Selon une étude réalisée récemment dans les États arabes, les conditions de travail abusives souvent associées au travail domestique et au manque de mécanismes de réparation peuvent enfermer les migrantes dans un cercle vicieux de pauvreté et de vulnérabilité au VIH/SIDA. La même étude a révélé que de nombreux pays soumettent les migrants à un test de séropositivité et expulsent les personnes porteuses du VIH. Or les pays d’origine disposent rarement de programmes de réintégration des migrants forcés de rentrer en raison de leur séropositivité.

Les cas les plus atroces surviennent lorsque les promesses d’un travail bien rémunéré à l’étranger attirent les femmes dans des réseaux de trafic d’êtres humains. Les documents de voyage des victimes sont confisqués et celles-ci sont isolées, rendant toute fuite difficile. Elles peuvent finir en état de servitude pour dettes dans des pays dont la langue ou les barrières physiques et sociales les empêchent de demander de l’aide. Avec leur statut de résidente irrégulière, ces migrantes sont souvent peu enclines à se présenter aux autorités car elles risquent des sanctions juridiques ou des poursuites pénales.

L’élargissement à ces femmes des droits de protection qui sont déjà octroyés aux résidents et aux migrants légaux aidera à combattre et à punir de tels délits.

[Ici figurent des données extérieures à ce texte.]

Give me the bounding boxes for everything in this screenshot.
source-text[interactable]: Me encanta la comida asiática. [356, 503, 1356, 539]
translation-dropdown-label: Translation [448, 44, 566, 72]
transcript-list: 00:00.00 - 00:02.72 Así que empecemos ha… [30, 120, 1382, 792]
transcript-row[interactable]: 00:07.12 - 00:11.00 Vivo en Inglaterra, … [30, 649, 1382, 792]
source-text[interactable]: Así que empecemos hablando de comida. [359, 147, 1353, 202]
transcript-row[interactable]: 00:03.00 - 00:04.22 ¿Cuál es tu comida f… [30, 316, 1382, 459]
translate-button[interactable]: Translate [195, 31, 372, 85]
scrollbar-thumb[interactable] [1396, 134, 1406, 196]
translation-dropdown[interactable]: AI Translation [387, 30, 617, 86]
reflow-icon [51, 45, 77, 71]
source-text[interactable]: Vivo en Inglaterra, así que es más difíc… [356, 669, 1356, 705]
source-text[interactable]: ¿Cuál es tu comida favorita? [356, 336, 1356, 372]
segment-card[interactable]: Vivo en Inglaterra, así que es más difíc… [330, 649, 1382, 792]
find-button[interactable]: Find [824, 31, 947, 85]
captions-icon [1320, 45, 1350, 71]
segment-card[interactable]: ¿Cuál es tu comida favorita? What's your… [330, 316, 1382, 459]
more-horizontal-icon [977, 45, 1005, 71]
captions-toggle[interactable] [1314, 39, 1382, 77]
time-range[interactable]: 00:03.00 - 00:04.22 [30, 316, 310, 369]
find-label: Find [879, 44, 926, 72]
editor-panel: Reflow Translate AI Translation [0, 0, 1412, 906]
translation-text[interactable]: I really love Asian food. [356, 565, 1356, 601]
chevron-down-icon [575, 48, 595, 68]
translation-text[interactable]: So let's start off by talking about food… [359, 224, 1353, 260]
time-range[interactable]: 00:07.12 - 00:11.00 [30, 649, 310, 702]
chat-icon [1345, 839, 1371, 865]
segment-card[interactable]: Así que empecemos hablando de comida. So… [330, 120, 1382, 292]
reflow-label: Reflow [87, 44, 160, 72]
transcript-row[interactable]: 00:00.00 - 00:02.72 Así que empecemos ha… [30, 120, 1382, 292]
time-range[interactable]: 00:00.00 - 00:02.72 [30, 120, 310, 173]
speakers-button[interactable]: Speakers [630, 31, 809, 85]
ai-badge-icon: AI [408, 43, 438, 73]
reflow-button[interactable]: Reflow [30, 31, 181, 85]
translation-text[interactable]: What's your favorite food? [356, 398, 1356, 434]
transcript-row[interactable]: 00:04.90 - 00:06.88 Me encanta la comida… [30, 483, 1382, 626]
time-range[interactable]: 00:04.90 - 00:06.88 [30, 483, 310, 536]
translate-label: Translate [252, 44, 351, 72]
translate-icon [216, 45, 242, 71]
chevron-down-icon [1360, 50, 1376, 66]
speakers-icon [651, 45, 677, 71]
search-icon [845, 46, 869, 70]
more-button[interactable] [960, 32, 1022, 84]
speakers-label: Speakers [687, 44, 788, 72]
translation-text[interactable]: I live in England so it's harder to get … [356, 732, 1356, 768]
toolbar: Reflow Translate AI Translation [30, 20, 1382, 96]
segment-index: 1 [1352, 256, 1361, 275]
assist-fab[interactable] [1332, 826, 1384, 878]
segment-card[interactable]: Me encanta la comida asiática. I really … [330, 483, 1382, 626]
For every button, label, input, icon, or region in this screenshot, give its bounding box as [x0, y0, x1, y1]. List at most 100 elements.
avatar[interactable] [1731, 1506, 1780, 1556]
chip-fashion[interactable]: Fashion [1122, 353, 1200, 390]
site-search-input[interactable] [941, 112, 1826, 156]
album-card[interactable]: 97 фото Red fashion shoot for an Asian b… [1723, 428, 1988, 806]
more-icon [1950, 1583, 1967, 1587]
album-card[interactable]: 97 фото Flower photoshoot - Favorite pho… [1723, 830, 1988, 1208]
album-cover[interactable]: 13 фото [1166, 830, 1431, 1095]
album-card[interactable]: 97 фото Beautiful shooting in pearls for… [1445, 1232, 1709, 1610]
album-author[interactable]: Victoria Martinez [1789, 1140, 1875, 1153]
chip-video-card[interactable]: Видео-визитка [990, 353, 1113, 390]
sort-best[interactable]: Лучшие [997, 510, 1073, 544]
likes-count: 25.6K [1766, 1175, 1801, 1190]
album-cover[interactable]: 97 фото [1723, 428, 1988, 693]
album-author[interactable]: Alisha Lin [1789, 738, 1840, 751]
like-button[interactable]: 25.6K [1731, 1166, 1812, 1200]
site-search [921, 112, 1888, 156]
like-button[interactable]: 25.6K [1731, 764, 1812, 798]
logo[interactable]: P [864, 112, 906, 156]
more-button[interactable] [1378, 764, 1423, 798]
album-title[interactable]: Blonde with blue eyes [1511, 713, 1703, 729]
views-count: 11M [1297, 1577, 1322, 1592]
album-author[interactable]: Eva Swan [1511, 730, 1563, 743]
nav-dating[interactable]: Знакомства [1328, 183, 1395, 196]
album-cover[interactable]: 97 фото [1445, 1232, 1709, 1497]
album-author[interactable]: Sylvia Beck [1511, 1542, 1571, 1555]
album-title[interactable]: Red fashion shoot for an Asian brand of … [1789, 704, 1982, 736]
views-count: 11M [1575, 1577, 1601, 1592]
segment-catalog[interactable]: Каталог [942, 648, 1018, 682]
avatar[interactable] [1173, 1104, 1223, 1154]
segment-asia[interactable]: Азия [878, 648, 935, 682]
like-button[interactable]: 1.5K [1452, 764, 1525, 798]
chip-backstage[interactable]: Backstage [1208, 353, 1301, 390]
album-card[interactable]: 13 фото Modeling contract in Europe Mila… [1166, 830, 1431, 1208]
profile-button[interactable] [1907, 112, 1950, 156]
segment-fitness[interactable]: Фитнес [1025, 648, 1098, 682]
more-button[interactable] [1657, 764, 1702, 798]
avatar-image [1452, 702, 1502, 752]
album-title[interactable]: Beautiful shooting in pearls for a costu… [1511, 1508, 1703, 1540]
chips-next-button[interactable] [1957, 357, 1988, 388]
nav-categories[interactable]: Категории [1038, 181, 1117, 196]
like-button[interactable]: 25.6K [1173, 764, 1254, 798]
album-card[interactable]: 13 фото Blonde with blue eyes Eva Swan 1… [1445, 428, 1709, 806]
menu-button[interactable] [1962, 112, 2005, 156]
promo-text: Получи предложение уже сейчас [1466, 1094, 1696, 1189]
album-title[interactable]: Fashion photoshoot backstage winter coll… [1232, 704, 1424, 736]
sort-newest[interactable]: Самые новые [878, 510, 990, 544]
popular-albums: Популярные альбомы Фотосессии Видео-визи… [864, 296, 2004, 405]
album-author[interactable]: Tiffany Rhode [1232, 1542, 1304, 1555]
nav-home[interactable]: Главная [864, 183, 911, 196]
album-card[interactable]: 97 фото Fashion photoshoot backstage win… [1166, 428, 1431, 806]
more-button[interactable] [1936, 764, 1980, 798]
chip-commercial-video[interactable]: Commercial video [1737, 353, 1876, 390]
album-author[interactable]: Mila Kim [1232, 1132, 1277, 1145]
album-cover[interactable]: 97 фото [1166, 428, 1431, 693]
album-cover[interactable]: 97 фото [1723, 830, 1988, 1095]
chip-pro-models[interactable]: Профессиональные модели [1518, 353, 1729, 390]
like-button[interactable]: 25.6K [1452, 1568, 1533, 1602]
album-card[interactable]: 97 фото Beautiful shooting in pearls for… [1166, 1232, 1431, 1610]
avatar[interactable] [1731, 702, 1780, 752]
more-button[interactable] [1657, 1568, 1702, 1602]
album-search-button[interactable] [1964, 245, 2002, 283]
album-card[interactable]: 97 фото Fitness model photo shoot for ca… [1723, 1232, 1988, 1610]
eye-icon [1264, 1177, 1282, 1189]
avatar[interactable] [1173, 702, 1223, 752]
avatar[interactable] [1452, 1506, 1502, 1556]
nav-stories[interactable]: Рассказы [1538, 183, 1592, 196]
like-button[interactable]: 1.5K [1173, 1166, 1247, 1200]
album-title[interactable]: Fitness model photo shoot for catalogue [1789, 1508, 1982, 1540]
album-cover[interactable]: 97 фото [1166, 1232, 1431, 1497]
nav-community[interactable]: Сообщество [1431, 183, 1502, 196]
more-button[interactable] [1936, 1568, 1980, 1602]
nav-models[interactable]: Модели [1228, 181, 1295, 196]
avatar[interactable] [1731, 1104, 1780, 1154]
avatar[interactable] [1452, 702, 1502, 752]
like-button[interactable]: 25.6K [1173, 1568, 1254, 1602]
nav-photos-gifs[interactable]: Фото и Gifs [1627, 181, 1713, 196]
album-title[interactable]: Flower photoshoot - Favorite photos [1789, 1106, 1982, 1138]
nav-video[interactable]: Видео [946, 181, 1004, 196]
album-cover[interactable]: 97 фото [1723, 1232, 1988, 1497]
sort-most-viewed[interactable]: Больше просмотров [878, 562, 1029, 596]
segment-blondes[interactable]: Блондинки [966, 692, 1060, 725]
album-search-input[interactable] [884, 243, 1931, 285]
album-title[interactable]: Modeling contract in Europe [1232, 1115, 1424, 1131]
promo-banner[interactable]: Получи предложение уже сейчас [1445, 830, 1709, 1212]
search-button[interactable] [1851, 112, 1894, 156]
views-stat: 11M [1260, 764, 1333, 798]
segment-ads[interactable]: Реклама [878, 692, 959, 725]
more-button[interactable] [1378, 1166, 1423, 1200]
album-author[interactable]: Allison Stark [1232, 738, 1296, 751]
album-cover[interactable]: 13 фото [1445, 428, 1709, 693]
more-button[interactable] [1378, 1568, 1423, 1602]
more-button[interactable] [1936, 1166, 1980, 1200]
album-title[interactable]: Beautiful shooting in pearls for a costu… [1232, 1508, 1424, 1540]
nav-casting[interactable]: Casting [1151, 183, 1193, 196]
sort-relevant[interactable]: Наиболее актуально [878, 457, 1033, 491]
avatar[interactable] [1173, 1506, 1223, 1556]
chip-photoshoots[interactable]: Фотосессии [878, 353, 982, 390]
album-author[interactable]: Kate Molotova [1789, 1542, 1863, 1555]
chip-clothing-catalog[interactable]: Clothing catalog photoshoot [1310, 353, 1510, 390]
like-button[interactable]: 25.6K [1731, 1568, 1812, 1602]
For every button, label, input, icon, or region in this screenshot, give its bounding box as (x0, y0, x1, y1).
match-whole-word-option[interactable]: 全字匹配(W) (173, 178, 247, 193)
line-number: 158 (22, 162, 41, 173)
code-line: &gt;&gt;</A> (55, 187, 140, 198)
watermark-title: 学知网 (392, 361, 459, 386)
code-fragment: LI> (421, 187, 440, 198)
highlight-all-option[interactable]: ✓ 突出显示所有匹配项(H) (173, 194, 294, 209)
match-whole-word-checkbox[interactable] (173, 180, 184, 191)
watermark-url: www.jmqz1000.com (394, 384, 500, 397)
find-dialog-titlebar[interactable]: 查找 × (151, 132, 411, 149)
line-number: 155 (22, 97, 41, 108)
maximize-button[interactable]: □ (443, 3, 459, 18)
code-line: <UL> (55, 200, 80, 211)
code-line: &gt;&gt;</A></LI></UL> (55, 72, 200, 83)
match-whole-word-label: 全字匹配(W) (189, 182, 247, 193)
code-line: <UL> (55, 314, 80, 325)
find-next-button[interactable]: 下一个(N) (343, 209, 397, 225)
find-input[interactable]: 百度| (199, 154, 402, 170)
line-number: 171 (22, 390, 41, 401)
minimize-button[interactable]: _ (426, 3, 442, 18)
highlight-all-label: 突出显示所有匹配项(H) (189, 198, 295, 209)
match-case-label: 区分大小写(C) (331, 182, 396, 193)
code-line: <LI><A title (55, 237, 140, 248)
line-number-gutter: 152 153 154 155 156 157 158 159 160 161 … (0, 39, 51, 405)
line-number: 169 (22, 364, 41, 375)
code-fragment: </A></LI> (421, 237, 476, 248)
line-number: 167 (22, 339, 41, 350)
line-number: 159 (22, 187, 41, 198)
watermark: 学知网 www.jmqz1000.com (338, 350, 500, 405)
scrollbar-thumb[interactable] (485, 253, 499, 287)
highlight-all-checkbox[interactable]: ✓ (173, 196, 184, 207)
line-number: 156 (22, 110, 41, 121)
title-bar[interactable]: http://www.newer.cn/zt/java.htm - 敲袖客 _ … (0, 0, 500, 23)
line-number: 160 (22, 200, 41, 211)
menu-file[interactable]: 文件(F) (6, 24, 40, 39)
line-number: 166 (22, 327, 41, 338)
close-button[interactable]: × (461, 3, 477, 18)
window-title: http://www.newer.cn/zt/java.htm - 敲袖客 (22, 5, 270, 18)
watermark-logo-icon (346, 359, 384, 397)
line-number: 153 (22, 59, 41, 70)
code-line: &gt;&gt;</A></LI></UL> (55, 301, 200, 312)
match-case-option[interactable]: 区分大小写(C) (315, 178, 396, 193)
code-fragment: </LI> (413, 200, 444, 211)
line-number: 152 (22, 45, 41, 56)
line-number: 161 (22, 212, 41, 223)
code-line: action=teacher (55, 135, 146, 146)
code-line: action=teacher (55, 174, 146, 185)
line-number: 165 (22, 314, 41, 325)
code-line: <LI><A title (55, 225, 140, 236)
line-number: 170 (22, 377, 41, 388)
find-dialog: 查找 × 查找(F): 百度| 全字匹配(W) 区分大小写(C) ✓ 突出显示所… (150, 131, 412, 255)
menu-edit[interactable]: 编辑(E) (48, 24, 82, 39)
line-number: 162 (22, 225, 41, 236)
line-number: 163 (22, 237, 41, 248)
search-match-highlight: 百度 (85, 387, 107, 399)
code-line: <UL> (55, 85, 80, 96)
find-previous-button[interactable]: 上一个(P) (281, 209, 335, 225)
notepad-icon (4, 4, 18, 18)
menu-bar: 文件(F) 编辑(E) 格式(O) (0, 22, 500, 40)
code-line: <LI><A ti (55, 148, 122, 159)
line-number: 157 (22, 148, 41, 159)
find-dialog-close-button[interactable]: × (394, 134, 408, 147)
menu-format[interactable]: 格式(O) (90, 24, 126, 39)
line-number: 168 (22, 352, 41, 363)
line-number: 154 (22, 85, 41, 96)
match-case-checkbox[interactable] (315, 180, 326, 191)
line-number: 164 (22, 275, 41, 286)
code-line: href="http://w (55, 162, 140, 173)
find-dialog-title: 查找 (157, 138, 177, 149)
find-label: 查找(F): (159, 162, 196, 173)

Les lois contre le trafic d’êtres humains se sont multipliées ces dernières années et constituent une voie d’approche importante pour protéger les droits des migrants. Pour lutter efficacement contre ce phénomène, on doit sensibiliser les femmes aux dangers du trafic d’êtres humains, leur donner les moyens de demander de l’aide et améliorer leurs opportunités économiques et leur statut dans leur région d’origine.

Le rapport Lever les barrières défend vigoureusement la suppression des obstacles qui accentuent les inégalités et les pratiques professionnelles injustes. Il estime que des réformes qui vont dans ce sens donneraient à tous les migrants de plus grandes opportunités et protections, surtout aux femmes. Le Rapport propose une série de réformes politiques qui insistent sur la protection des droits des migrants et la nécessité de garantir des avantages pour eux comme pour leur communauté d’accueil, afin de faciliter la mobilité à l’intérieur des pays. Le Rapport recommande également d’intégrer la migration dans les stratégies nationales de développement social et économique.